I was a bit nonplussed: I thought we were there to talk about my relationships with my clients, perhaps my relationship with myself. It shocked me into the present, as we explored the ebb and flow of my attention, the way I “disappeared” from relationship as I talked, and most particularly as I theorized and tried to explain my experience.
There was no burst of clever insight, only a witnessing of who I was being in relationship. I could see something that had been invisible to me before, and that was all that was necessary for the pattern to shift. There was no need for an action plan... I’d experienced a level of presence with my supervisor, in her modeling and what we’d created together, which gave me the template for what I aspired to bring my clients.
This shift generated the next set of questions and explorations in our work together, which played out over several sessions. We explored the triggers of my presence or absence in relationship, with my clients and others. My curiosity about my work re-kindled, and I found myself experiencing curiosity about the moments of boredom I felt with certain clients, rather than my reflexive self-shaming about my deficiencies as a coach.

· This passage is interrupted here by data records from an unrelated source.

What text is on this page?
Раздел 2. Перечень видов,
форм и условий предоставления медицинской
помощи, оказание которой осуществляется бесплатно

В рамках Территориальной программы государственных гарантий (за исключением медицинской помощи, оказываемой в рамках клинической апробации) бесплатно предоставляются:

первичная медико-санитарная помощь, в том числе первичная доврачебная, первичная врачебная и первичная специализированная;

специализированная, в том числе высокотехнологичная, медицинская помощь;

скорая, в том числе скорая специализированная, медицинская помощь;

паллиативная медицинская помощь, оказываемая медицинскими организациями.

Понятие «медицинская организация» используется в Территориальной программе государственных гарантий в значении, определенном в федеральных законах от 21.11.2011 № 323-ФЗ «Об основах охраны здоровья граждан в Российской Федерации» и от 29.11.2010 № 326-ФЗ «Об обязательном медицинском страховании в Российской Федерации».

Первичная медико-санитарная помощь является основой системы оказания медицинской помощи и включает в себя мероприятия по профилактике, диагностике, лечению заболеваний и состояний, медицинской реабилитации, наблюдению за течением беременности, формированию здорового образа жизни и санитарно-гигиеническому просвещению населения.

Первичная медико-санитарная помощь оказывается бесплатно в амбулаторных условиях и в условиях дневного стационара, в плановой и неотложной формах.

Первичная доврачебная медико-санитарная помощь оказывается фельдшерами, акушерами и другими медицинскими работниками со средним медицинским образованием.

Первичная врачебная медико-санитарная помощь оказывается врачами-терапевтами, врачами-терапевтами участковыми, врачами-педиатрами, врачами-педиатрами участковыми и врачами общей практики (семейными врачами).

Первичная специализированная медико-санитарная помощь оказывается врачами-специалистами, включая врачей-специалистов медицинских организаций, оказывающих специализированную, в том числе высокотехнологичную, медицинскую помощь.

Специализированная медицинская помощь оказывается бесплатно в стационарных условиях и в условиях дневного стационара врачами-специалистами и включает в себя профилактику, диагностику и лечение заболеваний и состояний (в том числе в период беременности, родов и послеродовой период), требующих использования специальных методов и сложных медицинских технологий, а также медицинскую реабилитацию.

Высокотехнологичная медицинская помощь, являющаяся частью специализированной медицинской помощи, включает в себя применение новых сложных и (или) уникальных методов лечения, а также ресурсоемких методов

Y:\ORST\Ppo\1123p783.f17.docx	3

What I’ve Come to Treasure about Super-Vision
I found that supervision has allowed me to paradoxically stand fully inside my experience of my practice and my clients, and also somehow cultivate a view from the outside. It’s become the place where I reflect, explore, and more often than not, laugh about myself and my work. What I could not have seen on my own seems to come into focus.
As I began to train as a supervisor myself in early 2017, I began to understand more about how this process works, and the tools and ways of seeing which enable it. It’s all still a great mystery how super-vision allows learning to occur in such an effortless and beautiful fashion. The difference now is that this mystery is a delight to experience rather than a problem to solve.